Try to find a card that rewards you in as many ways as possible – and then keep your eyes open occasionally for even better rewards as they can change from time to time. Obviously, you want a card with a low interest rate, although ideally, you’d like to pay the card off each month without incurring any interest.
You also should take a close look at a card’s other features. Are you getting a competitive amount of mileage points? How much is your annual fee? Do you have a generous “cash back” program? Do you have access to “extras,” such as airport lounges?
• Home equity loans and home equity lines of credit – As the names suggest, a home equity loan or line of credit lets you tap into the equity you’ve built up in your home, which can be considerable, especially if you’ve owned your home for a long time.
A home equity loan provides you with a lump sum, which you will repay over a set term with a fixed interest rate.

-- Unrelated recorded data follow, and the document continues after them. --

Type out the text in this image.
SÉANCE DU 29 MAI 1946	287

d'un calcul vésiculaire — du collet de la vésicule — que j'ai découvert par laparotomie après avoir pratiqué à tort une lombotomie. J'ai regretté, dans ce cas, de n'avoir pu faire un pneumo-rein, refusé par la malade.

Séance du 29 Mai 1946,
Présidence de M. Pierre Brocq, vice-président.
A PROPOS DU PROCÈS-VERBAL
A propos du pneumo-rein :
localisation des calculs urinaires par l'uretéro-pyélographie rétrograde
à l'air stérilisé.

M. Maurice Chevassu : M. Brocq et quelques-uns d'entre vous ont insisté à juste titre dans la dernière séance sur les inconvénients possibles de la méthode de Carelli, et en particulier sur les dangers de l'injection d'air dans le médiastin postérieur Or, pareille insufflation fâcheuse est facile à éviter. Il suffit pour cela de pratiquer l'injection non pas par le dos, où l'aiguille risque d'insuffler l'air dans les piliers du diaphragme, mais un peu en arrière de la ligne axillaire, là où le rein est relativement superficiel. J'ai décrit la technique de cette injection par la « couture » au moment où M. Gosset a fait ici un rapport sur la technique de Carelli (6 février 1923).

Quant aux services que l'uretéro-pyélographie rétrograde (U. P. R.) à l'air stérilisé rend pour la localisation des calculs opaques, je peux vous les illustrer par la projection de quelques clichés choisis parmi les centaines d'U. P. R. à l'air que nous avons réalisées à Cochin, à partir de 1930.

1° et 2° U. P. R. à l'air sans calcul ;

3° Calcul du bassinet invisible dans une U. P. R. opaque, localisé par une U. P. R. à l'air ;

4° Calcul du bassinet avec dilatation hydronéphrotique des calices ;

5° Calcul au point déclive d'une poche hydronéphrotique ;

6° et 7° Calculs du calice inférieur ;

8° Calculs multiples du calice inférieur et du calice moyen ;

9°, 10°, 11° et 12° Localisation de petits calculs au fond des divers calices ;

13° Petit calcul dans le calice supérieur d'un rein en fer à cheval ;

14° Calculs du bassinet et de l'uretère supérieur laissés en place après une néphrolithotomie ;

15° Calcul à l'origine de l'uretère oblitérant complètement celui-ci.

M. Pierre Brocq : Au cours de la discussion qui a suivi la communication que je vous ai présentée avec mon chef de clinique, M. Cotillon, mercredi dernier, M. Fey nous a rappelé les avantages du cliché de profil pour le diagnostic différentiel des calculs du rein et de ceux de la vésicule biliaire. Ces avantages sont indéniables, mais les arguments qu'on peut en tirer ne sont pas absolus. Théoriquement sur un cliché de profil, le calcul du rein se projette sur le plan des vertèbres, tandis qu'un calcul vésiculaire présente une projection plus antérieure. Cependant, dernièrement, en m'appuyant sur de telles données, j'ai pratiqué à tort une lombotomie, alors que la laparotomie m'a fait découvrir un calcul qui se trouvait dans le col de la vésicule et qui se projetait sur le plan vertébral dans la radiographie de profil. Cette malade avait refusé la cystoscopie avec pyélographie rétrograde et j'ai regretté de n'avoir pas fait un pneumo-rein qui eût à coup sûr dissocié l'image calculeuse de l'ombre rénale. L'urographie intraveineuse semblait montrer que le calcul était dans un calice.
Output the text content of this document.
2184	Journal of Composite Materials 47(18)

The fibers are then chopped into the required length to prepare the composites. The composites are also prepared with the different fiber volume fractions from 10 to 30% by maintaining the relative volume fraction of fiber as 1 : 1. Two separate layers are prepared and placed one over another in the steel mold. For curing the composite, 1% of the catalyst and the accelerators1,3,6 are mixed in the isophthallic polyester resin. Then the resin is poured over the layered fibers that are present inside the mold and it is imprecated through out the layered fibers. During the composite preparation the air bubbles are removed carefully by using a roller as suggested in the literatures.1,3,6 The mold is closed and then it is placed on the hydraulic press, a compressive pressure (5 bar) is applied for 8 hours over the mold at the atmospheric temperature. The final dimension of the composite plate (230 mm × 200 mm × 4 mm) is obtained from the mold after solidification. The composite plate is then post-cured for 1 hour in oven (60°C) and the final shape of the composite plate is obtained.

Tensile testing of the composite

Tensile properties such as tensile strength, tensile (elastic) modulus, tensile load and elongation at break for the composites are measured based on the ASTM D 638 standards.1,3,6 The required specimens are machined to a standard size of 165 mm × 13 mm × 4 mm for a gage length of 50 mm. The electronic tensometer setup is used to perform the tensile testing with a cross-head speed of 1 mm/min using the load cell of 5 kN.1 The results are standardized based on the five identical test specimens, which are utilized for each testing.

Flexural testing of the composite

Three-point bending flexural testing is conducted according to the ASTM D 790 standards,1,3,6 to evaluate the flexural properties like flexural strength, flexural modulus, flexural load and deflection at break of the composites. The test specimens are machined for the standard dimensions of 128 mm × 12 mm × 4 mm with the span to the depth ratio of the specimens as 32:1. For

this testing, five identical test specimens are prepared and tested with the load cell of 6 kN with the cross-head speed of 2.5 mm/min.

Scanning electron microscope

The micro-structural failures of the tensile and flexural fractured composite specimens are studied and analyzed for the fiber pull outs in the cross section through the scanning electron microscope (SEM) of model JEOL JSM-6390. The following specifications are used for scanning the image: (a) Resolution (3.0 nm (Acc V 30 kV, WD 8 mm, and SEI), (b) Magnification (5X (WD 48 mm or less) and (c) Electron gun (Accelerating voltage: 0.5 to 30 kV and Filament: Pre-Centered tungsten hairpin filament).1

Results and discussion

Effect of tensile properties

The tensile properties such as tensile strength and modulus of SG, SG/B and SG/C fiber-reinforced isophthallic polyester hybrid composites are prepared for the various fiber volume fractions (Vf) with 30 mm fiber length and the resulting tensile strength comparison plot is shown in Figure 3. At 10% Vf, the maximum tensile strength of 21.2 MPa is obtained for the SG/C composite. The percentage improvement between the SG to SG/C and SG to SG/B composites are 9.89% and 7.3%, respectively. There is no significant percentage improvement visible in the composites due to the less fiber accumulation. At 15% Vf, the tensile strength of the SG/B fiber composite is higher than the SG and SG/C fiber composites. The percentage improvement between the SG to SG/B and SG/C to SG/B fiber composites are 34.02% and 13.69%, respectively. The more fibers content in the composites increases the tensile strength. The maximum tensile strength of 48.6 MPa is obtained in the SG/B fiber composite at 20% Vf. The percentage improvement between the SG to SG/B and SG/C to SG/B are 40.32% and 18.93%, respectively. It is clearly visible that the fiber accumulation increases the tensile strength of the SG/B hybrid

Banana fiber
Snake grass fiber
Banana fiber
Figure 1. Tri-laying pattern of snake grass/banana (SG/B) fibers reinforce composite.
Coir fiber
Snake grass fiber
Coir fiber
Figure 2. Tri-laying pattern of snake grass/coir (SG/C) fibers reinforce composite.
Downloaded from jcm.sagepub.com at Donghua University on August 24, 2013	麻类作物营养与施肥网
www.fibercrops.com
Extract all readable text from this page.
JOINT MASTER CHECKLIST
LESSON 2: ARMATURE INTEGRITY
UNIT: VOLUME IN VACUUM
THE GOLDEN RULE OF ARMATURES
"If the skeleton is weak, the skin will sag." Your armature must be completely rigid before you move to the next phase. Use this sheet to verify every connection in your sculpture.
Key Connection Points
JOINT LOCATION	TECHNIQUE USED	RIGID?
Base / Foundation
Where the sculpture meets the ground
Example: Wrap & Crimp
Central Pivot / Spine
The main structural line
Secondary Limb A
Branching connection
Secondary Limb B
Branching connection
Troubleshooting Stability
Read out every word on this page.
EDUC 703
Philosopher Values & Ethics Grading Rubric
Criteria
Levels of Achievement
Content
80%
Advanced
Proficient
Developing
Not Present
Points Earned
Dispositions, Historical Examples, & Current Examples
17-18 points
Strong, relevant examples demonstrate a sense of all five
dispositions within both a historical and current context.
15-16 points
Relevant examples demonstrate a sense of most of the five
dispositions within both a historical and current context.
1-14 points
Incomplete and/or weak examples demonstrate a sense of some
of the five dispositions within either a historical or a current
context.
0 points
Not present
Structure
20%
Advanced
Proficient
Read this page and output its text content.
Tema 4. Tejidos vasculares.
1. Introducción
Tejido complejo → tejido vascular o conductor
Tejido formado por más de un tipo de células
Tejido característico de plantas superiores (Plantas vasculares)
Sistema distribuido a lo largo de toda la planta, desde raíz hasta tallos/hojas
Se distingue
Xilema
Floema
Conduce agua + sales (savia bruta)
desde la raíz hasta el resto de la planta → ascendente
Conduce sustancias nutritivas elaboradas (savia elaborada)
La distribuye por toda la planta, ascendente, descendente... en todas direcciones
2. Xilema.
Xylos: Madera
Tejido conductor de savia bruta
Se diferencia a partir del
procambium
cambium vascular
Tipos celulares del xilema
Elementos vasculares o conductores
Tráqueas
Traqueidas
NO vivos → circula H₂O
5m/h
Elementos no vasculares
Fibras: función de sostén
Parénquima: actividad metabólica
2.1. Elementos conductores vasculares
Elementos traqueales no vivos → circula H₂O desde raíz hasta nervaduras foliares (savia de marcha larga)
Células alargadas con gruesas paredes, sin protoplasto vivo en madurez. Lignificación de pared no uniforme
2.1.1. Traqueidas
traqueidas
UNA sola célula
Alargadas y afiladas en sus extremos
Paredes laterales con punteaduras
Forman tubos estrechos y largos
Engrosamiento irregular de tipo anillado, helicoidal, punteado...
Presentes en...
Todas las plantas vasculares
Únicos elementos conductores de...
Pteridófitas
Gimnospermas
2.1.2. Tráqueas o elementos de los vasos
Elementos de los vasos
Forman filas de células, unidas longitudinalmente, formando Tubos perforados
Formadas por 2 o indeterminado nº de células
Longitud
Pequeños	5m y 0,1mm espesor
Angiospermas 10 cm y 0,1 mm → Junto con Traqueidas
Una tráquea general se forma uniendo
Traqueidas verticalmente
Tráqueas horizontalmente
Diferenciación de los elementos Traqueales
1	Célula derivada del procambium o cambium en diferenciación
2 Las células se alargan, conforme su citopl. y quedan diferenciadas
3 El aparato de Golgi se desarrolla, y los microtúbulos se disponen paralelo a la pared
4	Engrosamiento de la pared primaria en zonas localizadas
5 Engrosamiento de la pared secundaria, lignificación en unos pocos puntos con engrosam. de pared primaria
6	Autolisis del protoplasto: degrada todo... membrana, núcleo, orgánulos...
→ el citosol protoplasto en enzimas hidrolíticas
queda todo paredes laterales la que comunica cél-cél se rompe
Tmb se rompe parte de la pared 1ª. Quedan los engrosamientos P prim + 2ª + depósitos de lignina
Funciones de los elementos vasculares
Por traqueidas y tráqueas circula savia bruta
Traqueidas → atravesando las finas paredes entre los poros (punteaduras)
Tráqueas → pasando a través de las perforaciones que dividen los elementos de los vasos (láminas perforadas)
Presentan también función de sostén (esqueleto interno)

A home equity line of credit usually carries a variable rate, although you might find a lender offering a fixed-rate option.
You can generally draw on your loan or line of credit for any purpose, but keep in mind that unless you’re using the funds for home improvements or additions, your interest payments are generally not tax deductible.
• Securities-based lending – Just as a home equity line of credit lets you borrow against the equity in your home, a securities-based loan, such as a margin loan, lets you borrow against the value of your investments, including stocks, exchange traded funds and mutual funds.
Some people take out margin loans to purchase more investments, but you can use the money for any purpose. The margin loan process is usually not complex and when you make repayments, you’re paying yourself back. However, you should approach a margin loan with caution because if you borrow too much, the value of your margin account may fall below the maintenance requirement – the minimum dollar amount you must keep in your margin account after you’ve started taking money out.
When this happens, your brokerage institution may issue a maintenance call that requires you to either deposit more money or marginable securities or sell some of the investments in your account.
Ultimately, when weighing your borrowing and credit options, you’ll want to evaluate several factors: the interest rate you’ll be paying, the purpose for taking on the debt, your ability to repay it without impinging on your cash flow, etc. With careful thought and planning and, if needed, help from a financial professional, you can make your debt work for you – and not the other way around.